This vignette contains additional details for the
fcfdr
R package.
A key assumption in the cFDR methodology is that the p-values are uniformly distributed under the null hypothesis of no association. Therefore, prior to applying cFDR, users should check that this assumption is satisfied by calculating the genomic inflation factor, λ, and applying genomic control if necessary.

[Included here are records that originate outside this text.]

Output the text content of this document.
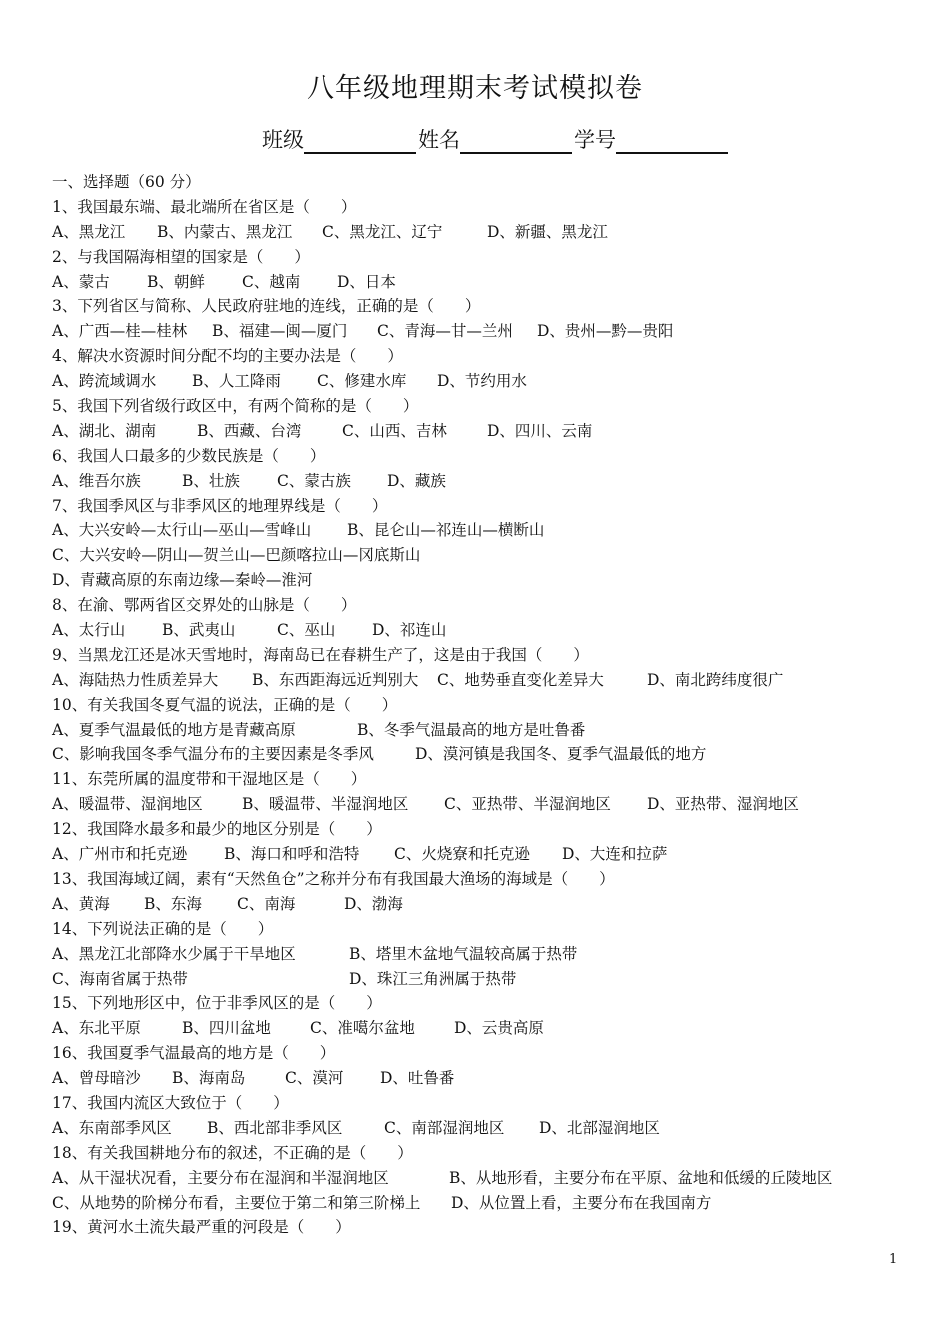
八年级地理期末考试模拟卷
班级	姓名	学号
一、选择题（60 分）
1、我国最东端、最北端所在省区是（　　）
A、黑龙江 B、内蒙古、黑龙江 C、黑龙江、辽宁	D、新疆、黑龙江
2、与我国隔海相望的国家是（　　）
A、蒙古 B、朝鲜 C、越南 D、日本
3、下列省区与简称、人民政府驻地的连线，正确的是（　　）
A、广西—桂—桂林 B、福建—闽—厦门 C、青海—甘—兰州 D、贵州—黔—贵阳
4、解决水资源时间分配不均的主要办法是（　　）
A、跨流域调水 B、人工降雨 C、修建水库 D、节约用水
5、我国下列省级行政区中，有两个简称的是（　　）
A、湖北、湖南	B、西藏、台湾	C、山西、吉林	D、四川、云南
6、我国人口最多的少数民族是（　　）
A、维吾尔族	B、壮族 C、蒙古族 D、藏族
7、我国季风区与非季风区的地理界线是（　　）
A、大兴安岭—太行山—巫山—雪峰山 B、昆仑山—祁连山—横断山
C、大兴安岭—阴山—贺兰山—巴颜喀拉山—冈底斯山
D、青藏高原的东南边缘—秦岭—淮河
8、在渝、鄂两省区交界处的山脉是（　　）
A、太行山 B、武夷山	C、巫山 D、祁连山
9、当黑龙江还是冰天雪地时，海南岛已在春耕生产了，这是由于我国（　　）
A、海陆热力性质差异大 B、东西距海远近判别大 C、地势垂直变化差异大	D、南北跨纬度很广
10、有关我国冬夏气温的说法，正确的是（　　）
A、夏季气温最低的地方是青藏高原	B、冬季气温最高的地方是吐鲁番
C、影响我国冬季气温分布的主要因素是冬季风	D、漠河镇是我国冬、夏季气温最低的地方
11、东莞所属的温度带和干湿地区是（　　）
A、暖温带、湿润地区	B、暖温带、半湿润地区 C、亚热带、半湿润地区 D、亚热带、湿润地区
12、我国降水最多和最少的地区分别是（　　）
A、广州市和托克逊 B、海口和呼和浩特 C、火烧寮和托克逊 D、大连和拉萨
13、我国海域辽阔，素有“天然鱼仓”之称并分布有我国最大渔场的海域是（　　）
A、黄海 B、东海 C、南海	D、渤海
14、下列说法正确的是（　　）
A、黑龙江北部降水少属于干旱地区	B、塔里木盆地气温较高属于热带
C、海南省属于热带	D、珠江三角洲属于热带
15、下列地形区中，位于非季风区的是（　　）
A、东北平原	B、四川盆地	C、准噶尔盆地	D、云贵高原
16、我国夏季气温最高的地方是（　　）
A、曾母暗沙 B、海南岛	C、漠河 D、吐鲁番
17、我国内流区大致位于（　　）
A、东南部季风区 B、西北部非季风区	C、南部湿润地区 D、北部湿润地区
18、有关我国耕地分布的叙述，不正确的是（　　）
A、从干湿状况看，主要分布在湿润和半湿润地区	B、从地形看，主要分布在平原、盆地和低缓的丘陵地区
C、从地势的阶梯分布看，主要位于第二和第三阶梯上 D、从位置上看，主要分布在我国南方
19、黄河水土流失最严重的河段是（　　）
1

The distinguishing feature of fcfdr
compared to earlier
cFDR methods is that it can leverage auxiliary data from any arbitrary
distribution. Some examples of auxiliary covariates to leverage
include:
Functional genomic assays. It is known that GWAS
SNPs are not randomly distributed across functional categories, for
example GWAS SNPs are typically enriched in enhancer and open chromatin
regions in relevant cell types. This suggests that leveraging (e.g.)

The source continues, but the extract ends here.